Hubo un tiempo, no tan lejano, en el que comencé a disolverme lentamente en la rutina sin color de los días.
Era como si me hubiera encapsulado en una burbuja espesa, casi impermeable al mundo exterior.
No dormía bien, no comía bien, ni siquiera hablaba. Solo existía.
El espejo había dejado de importarme: la barba sin afeitar, la misma ropa del día anterior, el cabello despeinado… y ese olor agrio a descuido.
Era mi forma de gritarle al mundo que no me quedaba energía para intentar.
En la clase preparatoria para las pruebas del Estado, yo siempre estaba atrás. En el último rincón del salón, lo más lejos posible de todo.
Ni los profesores ni mis compañeros parecían notarlo. O quizá ya habían dejado de intentarlo.
Pero ella sí.
Esa chica, la que siempre he considerado mi mejor amiga, estaba ahí. No todos los días. A veces pasaban tres, cuatro días sin verla.
Pero cuando aparecía, era como un rayo de sol colándose por una rendija de una habitación cerrada.
Sonreía. Me hablaba como si yo aún estuviera completo.
No todos los días. No cada hora.
A veces, una vez cada tres días.
Pero ¿sabes? Eso era más de lo que cualquiera había hecho por mí en ese momento.
Y lo recuerdo tan claro como si estuviera ocurriendo ahora mismo.
Un día antes de que comenzaran las clases regulares. Yo estaba allí, de nuevo, en mi refugio del fondo del salón, con una laptop que apenas encendía, arreglando archivos como excusa para no pensar. Para no sentir.
Entonces escuché su voz:
—“Hola. ¿Qué haces?”
Giré apenas el rostro.
Estaba colocándose una silla al lado de la mía. No preguntó si podía sentarse.
Lo hizo.
Como si el silencio y el abandono no fueran suficientes para ahuyentarla.
—“Nada en especial. Solo unas cosas que tenía que hacer…”
Le respondí sin ganas, sin peso en las palabras.
Ni siquiera me interesaba lo que estaba haciendo.
Ella no se fue.
Me miró. Con esa manera tan suya, donde la curiosidad y la preocupación se entrelazan sin presión.

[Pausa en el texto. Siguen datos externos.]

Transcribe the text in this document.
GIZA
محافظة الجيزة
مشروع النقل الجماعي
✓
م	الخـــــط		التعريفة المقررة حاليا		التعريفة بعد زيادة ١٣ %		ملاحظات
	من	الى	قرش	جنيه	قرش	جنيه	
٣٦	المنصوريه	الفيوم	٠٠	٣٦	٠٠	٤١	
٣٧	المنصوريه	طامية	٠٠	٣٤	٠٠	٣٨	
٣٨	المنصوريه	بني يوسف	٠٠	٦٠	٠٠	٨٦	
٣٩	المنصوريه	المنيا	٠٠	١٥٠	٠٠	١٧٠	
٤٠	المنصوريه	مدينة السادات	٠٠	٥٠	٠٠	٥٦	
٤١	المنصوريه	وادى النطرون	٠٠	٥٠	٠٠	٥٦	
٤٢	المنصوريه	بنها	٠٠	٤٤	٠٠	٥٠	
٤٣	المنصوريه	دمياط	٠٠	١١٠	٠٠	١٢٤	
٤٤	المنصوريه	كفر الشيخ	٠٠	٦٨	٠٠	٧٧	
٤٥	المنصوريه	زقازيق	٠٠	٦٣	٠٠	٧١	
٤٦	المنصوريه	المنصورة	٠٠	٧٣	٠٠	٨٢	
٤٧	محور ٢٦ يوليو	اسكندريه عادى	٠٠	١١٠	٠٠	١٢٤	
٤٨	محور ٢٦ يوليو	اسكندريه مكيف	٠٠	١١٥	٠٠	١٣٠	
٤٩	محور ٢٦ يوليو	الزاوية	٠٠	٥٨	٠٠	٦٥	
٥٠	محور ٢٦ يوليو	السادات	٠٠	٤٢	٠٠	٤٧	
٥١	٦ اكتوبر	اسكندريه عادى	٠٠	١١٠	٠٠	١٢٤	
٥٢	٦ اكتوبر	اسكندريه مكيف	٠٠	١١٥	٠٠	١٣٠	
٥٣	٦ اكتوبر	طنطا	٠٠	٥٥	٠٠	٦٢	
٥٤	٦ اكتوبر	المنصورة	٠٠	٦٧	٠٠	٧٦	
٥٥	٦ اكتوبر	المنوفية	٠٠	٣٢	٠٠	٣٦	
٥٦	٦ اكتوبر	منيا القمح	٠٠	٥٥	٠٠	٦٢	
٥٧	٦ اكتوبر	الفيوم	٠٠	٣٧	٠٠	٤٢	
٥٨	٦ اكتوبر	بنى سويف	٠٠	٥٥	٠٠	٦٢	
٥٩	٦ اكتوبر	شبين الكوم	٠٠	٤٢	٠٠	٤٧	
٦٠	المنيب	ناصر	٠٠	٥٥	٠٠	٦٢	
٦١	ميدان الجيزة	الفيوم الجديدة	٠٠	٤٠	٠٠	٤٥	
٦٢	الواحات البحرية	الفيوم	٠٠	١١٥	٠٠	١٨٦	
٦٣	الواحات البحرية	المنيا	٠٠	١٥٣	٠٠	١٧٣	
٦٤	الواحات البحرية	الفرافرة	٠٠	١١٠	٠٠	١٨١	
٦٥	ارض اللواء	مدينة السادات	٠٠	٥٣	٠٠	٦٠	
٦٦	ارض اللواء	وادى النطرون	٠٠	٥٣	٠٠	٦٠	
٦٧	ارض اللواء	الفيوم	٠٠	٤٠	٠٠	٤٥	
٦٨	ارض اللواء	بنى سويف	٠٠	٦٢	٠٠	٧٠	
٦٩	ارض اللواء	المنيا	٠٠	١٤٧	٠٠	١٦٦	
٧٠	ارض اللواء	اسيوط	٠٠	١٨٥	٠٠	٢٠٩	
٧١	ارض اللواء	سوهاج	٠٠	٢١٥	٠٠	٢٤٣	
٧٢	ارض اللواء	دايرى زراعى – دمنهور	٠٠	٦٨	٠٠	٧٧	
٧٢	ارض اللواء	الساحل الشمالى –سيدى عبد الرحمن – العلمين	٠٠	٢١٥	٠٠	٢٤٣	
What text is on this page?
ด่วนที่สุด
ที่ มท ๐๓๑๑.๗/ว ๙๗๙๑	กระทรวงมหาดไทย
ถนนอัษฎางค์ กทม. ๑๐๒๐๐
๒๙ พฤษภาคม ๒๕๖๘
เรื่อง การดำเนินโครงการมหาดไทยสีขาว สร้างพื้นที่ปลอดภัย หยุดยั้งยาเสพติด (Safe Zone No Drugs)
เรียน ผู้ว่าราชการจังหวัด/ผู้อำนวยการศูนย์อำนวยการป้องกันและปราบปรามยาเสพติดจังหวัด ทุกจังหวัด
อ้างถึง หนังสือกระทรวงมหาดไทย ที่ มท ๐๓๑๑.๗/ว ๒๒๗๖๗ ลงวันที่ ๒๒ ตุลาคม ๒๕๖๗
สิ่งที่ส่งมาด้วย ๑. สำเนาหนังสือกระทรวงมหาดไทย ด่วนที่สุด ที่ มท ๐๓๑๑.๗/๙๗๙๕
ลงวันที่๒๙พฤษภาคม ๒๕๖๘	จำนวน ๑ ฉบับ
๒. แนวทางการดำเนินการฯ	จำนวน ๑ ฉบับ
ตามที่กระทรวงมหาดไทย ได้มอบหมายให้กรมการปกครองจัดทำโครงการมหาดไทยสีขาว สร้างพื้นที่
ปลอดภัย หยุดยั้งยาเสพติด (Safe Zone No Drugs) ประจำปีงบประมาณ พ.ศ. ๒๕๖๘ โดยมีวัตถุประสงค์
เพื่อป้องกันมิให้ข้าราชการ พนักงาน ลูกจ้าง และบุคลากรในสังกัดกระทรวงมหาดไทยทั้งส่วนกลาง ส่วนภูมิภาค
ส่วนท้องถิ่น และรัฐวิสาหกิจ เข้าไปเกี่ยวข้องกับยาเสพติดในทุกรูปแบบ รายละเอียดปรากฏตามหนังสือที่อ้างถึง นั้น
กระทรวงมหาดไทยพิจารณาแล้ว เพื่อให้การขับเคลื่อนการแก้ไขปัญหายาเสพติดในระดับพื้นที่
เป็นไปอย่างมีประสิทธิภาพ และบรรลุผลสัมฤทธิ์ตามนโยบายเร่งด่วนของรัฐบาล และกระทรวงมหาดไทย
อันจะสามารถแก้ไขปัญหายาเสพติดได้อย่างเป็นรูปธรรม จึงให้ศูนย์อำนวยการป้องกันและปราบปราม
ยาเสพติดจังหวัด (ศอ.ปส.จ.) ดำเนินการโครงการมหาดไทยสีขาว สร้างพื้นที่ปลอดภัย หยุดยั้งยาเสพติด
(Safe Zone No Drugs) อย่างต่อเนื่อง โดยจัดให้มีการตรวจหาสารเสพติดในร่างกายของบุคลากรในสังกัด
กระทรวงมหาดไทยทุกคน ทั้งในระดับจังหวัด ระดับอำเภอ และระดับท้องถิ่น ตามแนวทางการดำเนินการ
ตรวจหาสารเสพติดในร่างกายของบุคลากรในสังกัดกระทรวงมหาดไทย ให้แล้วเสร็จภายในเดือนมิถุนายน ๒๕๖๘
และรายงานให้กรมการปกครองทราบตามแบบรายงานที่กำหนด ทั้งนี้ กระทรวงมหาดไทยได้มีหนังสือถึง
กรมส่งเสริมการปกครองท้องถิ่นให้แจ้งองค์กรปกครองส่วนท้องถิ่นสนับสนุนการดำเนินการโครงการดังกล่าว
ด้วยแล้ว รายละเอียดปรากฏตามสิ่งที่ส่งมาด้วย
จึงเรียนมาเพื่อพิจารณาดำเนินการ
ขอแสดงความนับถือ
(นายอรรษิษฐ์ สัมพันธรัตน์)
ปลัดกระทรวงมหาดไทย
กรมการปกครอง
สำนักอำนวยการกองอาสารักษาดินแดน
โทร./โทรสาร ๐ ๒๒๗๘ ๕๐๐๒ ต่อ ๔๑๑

—“¿Y qué te pasó? Te veo… siempre lejos. Distante de los demás.”
Levanté la vista por unos segundos.
—“Un mal momento…” —dije con voz seca.
—“Uno largo. Sin final a la vista.”
Ella suspiró. Levantó un poco una ceja y desvió la mirada al frente, como si buscara el lenguaje para lo que venía. Luego volvió a verme.
—“¿Fue ella, cierto?”
No respondí. Pero el silencio lo dijo todo.
—“Debía alejarme… No quería quedarme en sus recuerdos como el chico que se enamoró y arruinó una amistad bonita.”
—“Mejor… me quedo como un lindo recuerdo.”
Lo dije mirando la pantalla, pero la frase flotó en el aire como una confesión hecha a la nada.
Ella no lo negó.
No cambió de tema.
Solo tomó aire… y habló con una dulzura que dolía.
—“Tú puedes salir de esto, Jhoan.”
—“Ponte pinta otra vez. Sal al sol. Aunque sea a la puerta de la casa.”
Yo fruncí el ceño, dudando de todo.
—“¿Y para qué? ¿Para seguir siendo invisible?”
Ella me tocó el brazo suavemente.
—“Tú no eres invisible. Solo estás apagado. Y yo… yo sé cómo se ve alguien que vale, incluso cuando no brilla.”
Se quedó callada un segundo. Luego sonrió con esa ternura que desarma.
—“Puede que no veas nada bueno en ti ahora… pero tú eres lo que muchas buscan. Aunque no lo sepan. Aunque no se atrevan. No eres de los que se fabrican en serie.”
—“¿Tú crees?” —pregunté, casi sin voz.
—“Yo sé.”
—“Eres lindo, tienes una personalidad honesta… eres un buen partido, aunque ahora no lo parezca. Solo estás en pausa. No eres tu tristeza. No eres esta versión de ti. Yo te conozco más allá de este momento.”
Y ese día… no pasó nada mágico. No me curé de golpe. No me levanté como nuevo.
Pero por primera vez en mucho tiempo, quise volver a ser yo.
No por mí.
Por ella.
Por su fe. Por sus palabras. Por su compañía.
Fue ella quien, sin decirlo, me dio permiso de salir del capullo sin sentirme un fracaso.
Y poco a poco, con su constancia imperfecta pero sincera, me ayudó a recordar lo que era sentir calor. Reír. Afeitarme. Volver a mí.
A veces, la vida no se reconstruye con un milagro.
Sino con una silla puesta a tu lado.
Y un “hola” que no pide nada a cambio.